The SEC had 40 players chosen through three rounds; 40 previously was the most through four rounds. In Round 4, another eight SEC guys were taken. Ten LSU Tigers went on Thursday and Friday. Add another two to that: tackle Saahdiq Charles and defensive tackle Rashard Lawrence.
It was hardly surprising that so many players came from LSU, including top overall pick Joe Burrow, who the Bengals hope will be their franchise quarterback.
Meanwhile, such iconic programs as Nebraska, Oklahoma State, Pitt and Arizona had been blanked.
App State had its second player chosen, linebacker Akeem Davis-Gaither, the Sun Belt’s defensive player of the year who was a standout at the Senior Bowl — a game the Bengals coaching staff worked.

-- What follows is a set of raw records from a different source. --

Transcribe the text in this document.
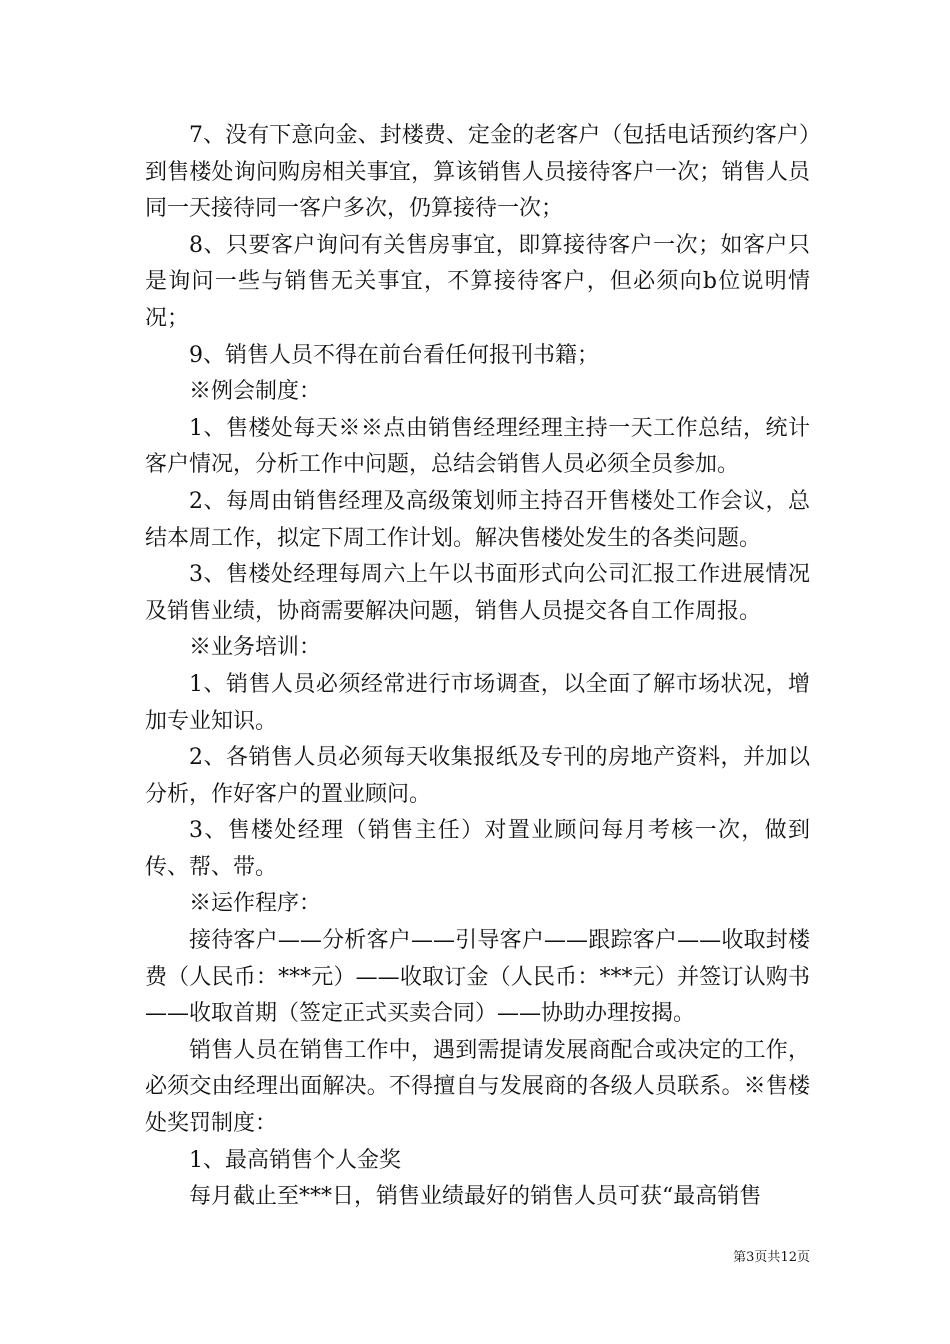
7、没有下意向金、封楼费、定金的老客户（包括电话预约客户）到售楼处询问购房相关事宜，算该销售人员接待客户一次；销售人员同一天接待同一客户多次，仍算接待一次；

8、只要客户询问有关售房事宜，即算接待客户一次；如客户只是询问一些与销售无关事宜，不算接待客户，但必须向b位说明情况；

9、销售人员不得在前台看任何报刊书籍；

※例会制度：

1、售楼处每天※※点由销售经理经理主持一天工作总结，统计客户情况，分析工作中问题，总结会销售人员必须全员参加。

2、每周由销售经理及高级策划师主持召开售楼处工作会议，总结本周工作，拟定下周工作计划。解决售楼处发生的各类问题。

3、售楼处经理每周六上午以书面形式向公司汇报工作进展情况及销售业绩，协商需要解决问题，销售人员提交各自工作周报。

※业务培训：

1、销售人员必须经常进行市场调查，以全面了解市场状况，增加专业知识。

2、各销售人员必须每天收集报纸及专刊的房地产资料，并加以分析，作好客户的置业顾问。

3、售楼处经理（销售主任）对置业顾问每月考核一次，做到传、帮、带。

※运作程序：

接待客户——分析客户——引导客户——跟踪客户——收取封楼费（人民币：***元）——收取订金（人民币：***元）并签订认购书——收取首期（签定正式买卖合同）——协助办理按揭。

销售人员在销售工作中，遇到需提请发展商配合或决定的工作，必须交由经理出面解决。不得擅自与发展商的各级人员联系。※售楼处奖罚制度：

1、最高销售个人金奖

每月截止至***日，销售业绩最好的销售人员可获“最高销售

第3页共12页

The Redskins dealt their unhappy veteran tackle Trent Williams to San Francisco on Saturday morning, and then chose Charles, who has been plagued by off-field issues and served a six-game suspension.
The Niners, who later announced the retirement of long-time standout left tackle Joe Staley, sent a fifth-round pick in this year’s draft and a 2021 third-rounder to acquire Williams. The deal reunites him with 49ers coach Kyle Shanahan, who was the offensive coordinator in Washington when Williams was drafted fourth overall in 2010.
San Francisco made two other trades, first sending Matt Breida, who was the Niners’ starting running back for part of their NFC title season, to Miami. The Dolphins dealt a fifth-rounder to San Francisco.
Then the 49ers traded wideout Marquise Goodwin to Philadelphia for a swap of sixth-round spots.
The first quarterback chosen on Day 3 was Washington’s Jacob Eason, who went to Indianapolis. The Colts, of course, signed Philip Rivers as a free agent and still have incumbent Jacoby Brissett. Both have contracts only through 2020, though.
Eason, whose father Tony was a wide receiver at Notre Dame, lost out to Jake Fromm at Georgia, then transferred to Washington. Fromm finally went 167th overall to Buffalo, which has a young QB in Josh Allen. Fromm likely was hurt by a mediocre combine performance. He even was taken well after the Jets got Florida International QB James Morgan at 125.
AP Pro Football Writer Josh Dubow contributed to this report.